As it does relatively frequently with other topics, Google recently released a set of guidelines to help organizations ensure that any payment processing applications of theirs running on top of Google’s cloud platform comply fully with the requirements of the PCI DSS.
The Payment Card Industry Data Security Standard refers to a set of security controls that all organizations handling credit and debit card data are required to implement. The requirements vary depending on the number of credit card transactions an organization handles in a year.
Organizations that are not compliant and suffer a payment card breach can face stiff fines and other penalties from the major credit card associations, including MasterCard, Visa and American Express.
Google’s guidelines are meant specifically for e-commerce merchants who have hired PCI-validated third parties to handle their payment processing requirements. Merchants who fall into this category are those whose Websites accept payment card transactions but that do not electronically store, process or transmit any cardholder information themselves.
Google’s tutorial is designed to help such organizations design, deploy and configure PCI-compliant payment applications on the company’s cloud platform, Google Cloud Solutions Architect Peter-Mark Verwoerd said in a recent blog post.
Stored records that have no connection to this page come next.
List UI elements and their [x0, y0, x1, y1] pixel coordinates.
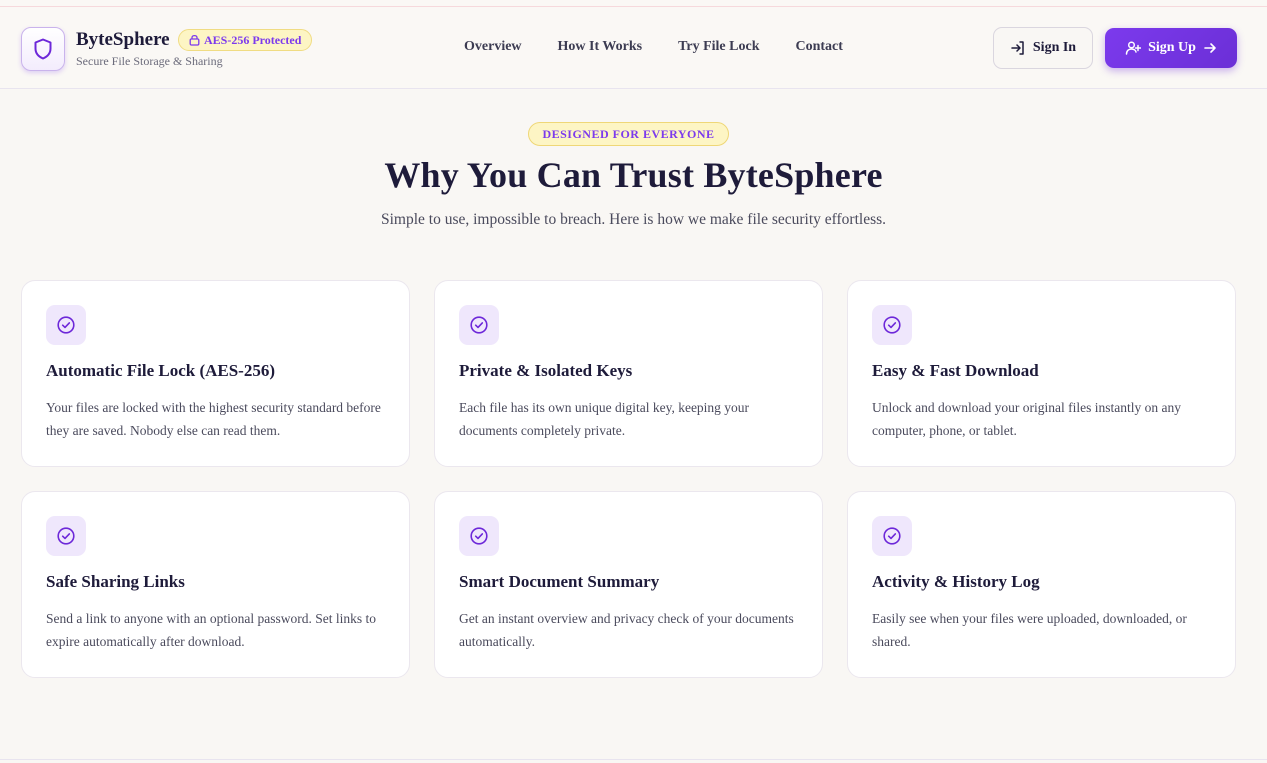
- check-circle-icon: [57, 316, 75, 334]
- feature-card-document-summary: Smart Document Summary Get an instant ov…: [434, 491, 823, 678]
- sign-up-label: Sign Up: [1148, 40, 1196, 55]
- user-plus-icon: [1125, 41, 1142, 55]
- feature-icon-box: [872, 516, 912, 556]
- check-circle-icon: [57, 527, 75, 545]
- feature-title: Activity & History Log: [872, 572, 1040, 591]
- brand-tagline: Secure File Storage & Sharing: [76, 54, 223, 68]
- sign-up-button[interactable]: Sign Up: [1105, 28, 1237, 68]
- feature-description: Your files are locked with the highest s…: [46, 400, 381, 438]
- check-circle-icon: [470, 316, 488, 334]
- check-circle-icon: [470, 527, 488, 545]
- feature-description: Send a link to anyone with an optional p…: [46, 611, 376, 649]
- feature-icon-box: [46, 305, 86, 345]
- sign-in-button[interactable]: Sign In: [993, 27, 1093, 69]
- eyebrow-badge: DESIGNED FOR EVERYONE: [528, 122, 729, 146]
- feature-icon-box: [459, 305, 499, 345]
- nav-item-contact[interactable]: Contact: [795, 39, 842, 55]
- feature-title: Private & Isolated Keys: [459, 361, 633, 380]
- brand-logo[interactable]: [21, 27, 65, 71]
- feature-description: Unlock and download your original files …: [872, 400, 1181, 438]
- security-badge-label: AES-256 Protected: [204, 32, 302, 47]
- brand-name[interactable]: ByteSphere: [76, 29, 170, 51]
- feature-icon-box: [46, 516, 86, 556]
- feature-card-private-keys: Private & Isolated Keys Each file has it…: [434, 280, 823, 467]
- login-icon: [1011, 41, 1024, 55]
- feature-description: Each file has its own unique digital key…: [459, 400, 750, 438]
- feature-title: Smart Document Summary: [459, 572, 660, 591]
- page-title: Why You Can Trust ByteSphere: [384, 155, 883, 195]
- shield-icon: [34, 38, 52, 60]
- nav-item-how-it-works[interactable]: How It Works: [558, 39, 643, 55]
- feature-card-sharing-links: Safe Sharing Links Send a link to anyone…: [21, 491, 410, 678]
- security-badge: AES-256 Protected: [178, 29, 313, 51]
- main-nav: Overview How It Works Try File Lock Cont…: [464, 39, 879, 55]
- feature-title: Safe Sharing Links: [46, 572, 185, 591]
- top-border: [0, 0, 1267, 7]
- lock-icon: [189, 34, 200, 46]
- check-circle-icon: [883, 527, 901, 545]
- page-subtitle: Simple to use, impossible to breach. Her…: [380, 211, 887, 228]
- site-header: ByteSphere AES-256 Protected Secure File…: [0, 7, 1267, 89]
- feature-icon-box: [872, 305, 912, 345]
- feature-icon-box: [459, 516, 499, 556]
- check-circle-icon: [883, 316, 901, 334]
- sign-in-label: Sign In: [1032, 40, 1077, 55]
- bottom-divider: [0, 759, 1267, 760]
- feature-title: Automatic File Lock (AES-256): [46, 361, 276, 380]
- feature-card-fast-download: Easy & Fast Download Unlock and download…: [847, 280, 1236, 467]
- feature-description: Easily see when your files were uploaded…: [872, 611, 1187, 649]
- nav-item-try-file-lock[interactable]: Try File Lock: [678, 39, 759, 55]
- nav-item-overview[interactable]: Overview: [464, 39, 522, 55]
- feature-card-activity-log: Activity & History Log Easily see when y…: [847, 491, 1236, 678]
- arrow-right-icon: [1204, 43, 1216, 53]
- feature-card-file-lock: Automatic File Lock (AES-256) Your files…: [21, 280, 410, 467]
- feature-description: Get an instant overview and privacy chec…: [459, 611, 794, 649]
- feature-title: Easy & Fast Download: [872, 361, 1039, 380]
To do that, Google’s tutorial uses the example of an e-commerce Website that sells subscriptions for a business-accounting software service to walk users through how to set up a PCI-compliant payment application.
The sample Website is designed to let customers input their credit or debit card information into a form that is owned and maintained by the e-commerce site. It is configured to securely send all payment card information that is entered into the form to an external payment processor, which in this case is Google. The processor checks the card information and then either approves or declines the transaction and relays that information back to the e-commerce site’s payment application.
According to Google, customers of its cloud platform can take advantage of a slew of its technologies and services to implement a PCI-compliant payment application. For example, technologies like the Google Cloud Deployment Manager can help organizations automate many key application deployment-related tasks and allows administrators to use simple commands to set up firewall rules, load balancers and cloud gateways, the company said. Using Cloud Deployment Manager gives administrators the additional benefit of constructing an audit trail of how the environment was created and deployed, Google said.
Similarly, automated configuration management tools like Puppet, Chef and Ansible can help organizations take a lot of the complexity and grunge work out of application configuration.
In addition, Google Compute Engine offers an easy to use application for accepting credit card data and passing it along securely to the processor while managed services applications like Stackdriver enable application monitoring and logging. The Google guide also touts the use of the company’s BigQuery data analytics service for log analysis purposes and for running ad hoc queries against log data.